Using the Cost-Benefit Matrix Objective#

The Cost-Benefit Matrix (CostBenefitMatrix) objective is an objective that assigns costs to each of the quadrants of a confusion matrix to quantify the cost of being correct or incorrect.

Confusion Matrix#

Confusion matrices are tables that summarize the number of correct and incorrectly-classified predictions, broken down by each class. They allow us to quickly understand the performance of a classification model and where the model gets “confused” when it is making predictions. For the binary classification problem, there are four possible combinations of prediction and actual target values possible:

  • true positives (correct positive assignments)

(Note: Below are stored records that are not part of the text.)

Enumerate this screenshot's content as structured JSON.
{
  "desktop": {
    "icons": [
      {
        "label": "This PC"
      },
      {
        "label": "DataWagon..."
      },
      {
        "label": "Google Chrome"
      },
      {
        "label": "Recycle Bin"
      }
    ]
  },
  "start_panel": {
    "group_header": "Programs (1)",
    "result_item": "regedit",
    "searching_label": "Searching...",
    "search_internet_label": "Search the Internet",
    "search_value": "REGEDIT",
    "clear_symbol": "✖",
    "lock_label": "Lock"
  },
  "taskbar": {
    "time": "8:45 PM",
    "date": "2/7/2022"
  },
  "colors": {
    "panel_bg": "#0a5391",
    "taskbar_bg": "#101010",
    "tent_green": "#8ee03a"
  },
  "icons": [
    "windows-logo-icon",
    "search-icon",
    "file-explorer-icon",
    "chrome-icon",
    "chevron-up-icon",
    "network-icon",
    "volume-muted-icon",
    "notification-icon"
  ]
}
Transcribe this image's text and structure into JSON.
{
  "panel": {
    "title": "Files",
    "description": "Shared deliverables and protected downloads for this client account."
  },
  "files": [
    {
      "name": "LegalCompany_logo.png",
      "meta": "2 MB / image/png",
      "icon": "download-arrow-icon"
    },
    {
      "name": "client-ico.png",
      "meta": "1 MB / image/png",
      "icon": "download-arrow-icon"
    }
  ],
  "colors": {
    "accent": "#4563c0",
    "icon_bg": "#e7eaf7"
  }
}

  • true negatives (correct negative assignments)

  • false positives (incorrect positive assignments)

  • false negatives (incorrect negative assignments)

An example of how to calculate a confusion matrix can be found here.

Cost-Benefit Matrix#

Although the confusion matrix is an incredibly useful visual for understanding our model, each prediction that is correctly or incorrectly classified is treated equally. For example, for detecting breast cancer, the confusion matrix does not take into consideration that it could be much more costly to incorrectly classify a malignant tumor as benign than it is to incorrectly classify a benign tumor as malignant. This is where the cost-benefit matrix shines: it uses the cost of each of the four possible outcomes to weigh each outcome differently. By scoring using the cost-benefit matrix, we can measure the score of the model by a concrete unit that is more closely related to the goal of the model. In the below example, we will show how the cost-benefit matrix objective can be used, and how it can give us better real-world impact when compared to using other standard machine learning objectives.

Customer Churn Example#

Data#

In this example, we will be using a customer churn data set taken from Kaggle.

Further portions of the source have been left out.